Saturday, June 24, 2017

How Our Planet Dies (Starvation?)

Credit: pinterest
This is a bee garden too beautiful for words, but the
same ends can be accomplished with a much more
modest beginning.
There can be little doubt that we are on the wrong track for our own survival.  Here’s a good indication.  The story on CBS that I heard stated that we have lost 80% of our pollinators in North America in the last 20 years.  Pollinators, for the most part, are bees and butterflies.  In real understandable terms, pollinators are responsible for one out of every three mouthfuls of food we eat.  Without them, we cannot produce enough food to feed ourselves, let alone the rest of the world that we have historically exported to.  Between being on track to lose crops and potable water supplies from other causes, we all are looking at the foreseeable day when our children will suffer from both insufficient food and water.


Beautiful blossoms burst into bloom from new milkweeds
started this year.  There are annual milkweeds, but these
are perennials.  To tag them as weeds certainly doesn't fit.
 
I went looking for more data, and the picture gets more complicated depending on the species of bees or butterflies we are talking about.  For example, commercial beekeepers lost 44% of their hive populations in one year, 2015-2016.  Plus, not all pollinating bees live in hives.  Many species live their entire lives individually in plants and in the ground, but they also raise our crops.  Their numbers are estimated to have dropped by 96%, that is 96%, in the same 20 years.  Some species are believed to be already extinct.
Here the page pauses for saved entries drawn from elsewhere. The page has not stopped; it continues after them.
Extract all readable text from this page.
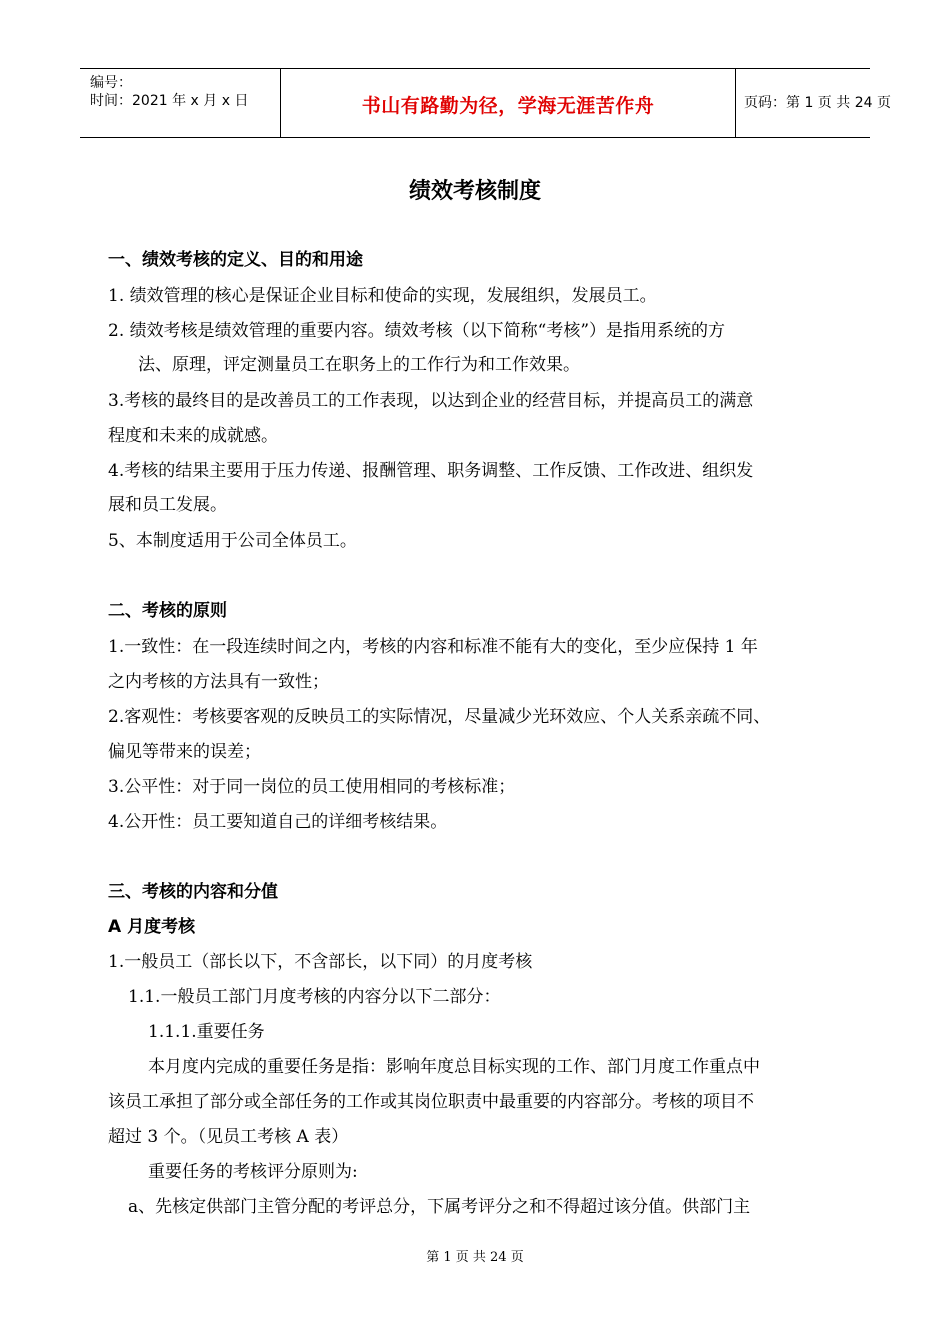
编号：
时间：2021 年 x 月 x 日	书山有路勤为径，学海无涯苦作舟	页码：第 1 页 共 24 页
绩效考核制度
一、绩效考核的定义、目的和用途
1. 绩效管理的核心是保证企业目标和使命的实现，发展组织，发展员工。
2. 绩效考核是绩效管理的重要内容。绩效考核（以下简称“考核”）是指用系统的方
法、原理，评定测量员工在职务上的工作行为和工作效果。
3.考核的最终目的是改善员工的工作表现，以达到企业的经营目标，并提高员工的满意
程度和未来的成就感。
4.考核的结果主要用于压力传递、报酬管理、职务调整、工作反馈、工作改进、组织发
展和员工发展。
5、本制度适用于公司全体员工。
二、考核的原则
1.一致性：在一段连续时间之内，考核的内容和标准不能有大的变化，至少应保持 1 年
之内考核的方法具有一致性；
2.客观性：考核要客观的反映员工的实际情况，尽量减少光环效应、个人关系亲疏不同、
偏见等带来的误差；
3.公平性：对于同一岗位的员工使用相同的考核标准；
4.公开性：员工要知道自己的详细考核结果。
三、考核的内容和分值
A 月度考核
1.一般员工（部长以下，不含部长，以下同）的月度考核
1.1.一般员工部门月度考核的内容分以下二部分：
1.1.1.重要任务
本月度内完成的重要任务是指：影响年度总目标实现的工作、部门月度工作重点中
该员工承担了部分或全部任务的工作或其岗位职责中最重要的内容部分。考核的项目不
超过 3 个。（见员工考核 A 表）
重要任务的考核评分原则为:
a、先核定供部门主管分配的考评总分，下属考评分之和不得超过该分值。供部门主
第 1 页 共 24 页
This is our small beginning.  There are four o'clocks
in the background, orange milkweeds in the middle,
and bee balm in the foreground.  As they propagate, we
will continue to transplant further down the swale.

 
So, what can we do?  The current approach is to stop waiting for our governments to do anything.  We could start a whole on-line battle on what administration is eradicating the EPA, FEMA, the Food & Drug Administration and so on, and planning to destroy more efforts to protect food supplies, protect us from pesticides, etc.  And, the federal government isn’t the only problem.  Here in Oklahoma, the state is owned by the oil and gas industry.  There are ongoing problems with fracking, with water quality, with earthquakes, and too many other problems to get into, but the point is that the state has no intention of taking any measures to protect our citizens over the desires of the oil and gas industry’s demands for more tax gifts (otherwise called incentives), more tax breaks, more land rights, and so on.  They just won’t do it.  So if we can’t count on the federal government, and we can’t count on the state government, where do we turn?  The answer to that is the current move underway to get every homeowner to make a difference individually.  Here’s an example.

The four o'clocks are going gang busters.  They reseeded
from plants we had there last year.  The pollinators
love them.
 
 
We have a small swale (little gully or ravine) that runs down our back yard.  It is a mess to mow, and serves no useable function in our yard or lawn.  We are turning it into a bee and butterfly garden.  People are being encouraged to turn small tracts of ground into feeding stations for bees and butterflies.  Most people are familiar with the monarch butterfly, for example.  Twice a year, they migrate from between 3,000 and 5,000 miles to get between their summer and winter ‘homes’, with the difference in distance depending on starting and finishing points.  No single butterfly survives to make the entire trip.  Four different generations will be born, breed, hatch, and die before the great, great, grandchildren reach their destinations.  They feed and pollinate along their flight paths as they move.  Between insecticides, human lack of understanding, and loss of habitat, the monarchs are losing the ability to find enough food to keep going.  Our part comes in not understanding that many plants are essential, and spraying to kill anything that is not lawn destroys vital biodiversity.  Milkweed, for example, has been widely eradicated for this reason, and milkweed is what monarchs almost exclusively feed on.  People are being asked to dedicate poor areas of property, fence lines, back corners of yards, or fields not being actively used, to natural regions where they establish plants that are of value to bees, hummingbirds, ladybugs, and butterflies.  It reduces the property owner’s maintenance costs and time, provides critical plants for nature, and can be beautiful.  Many people think such an ignored area will look ratty, unattractive.  However, there are many plants that bloom for most of the summer, are beautiful, and like milkweed, for example, come in a wide range of colors and growing patterns.  Many folks call these areas bee gardens.  Here is one small link to explain this idea, but once you get started looking, you will find hundreds of such sites, and pictures of beautiful, not ratty, bee gardens.  They can vary between ‘left to nature’ and exquisitely fancy.  Please get hooked on this effort and jump right in.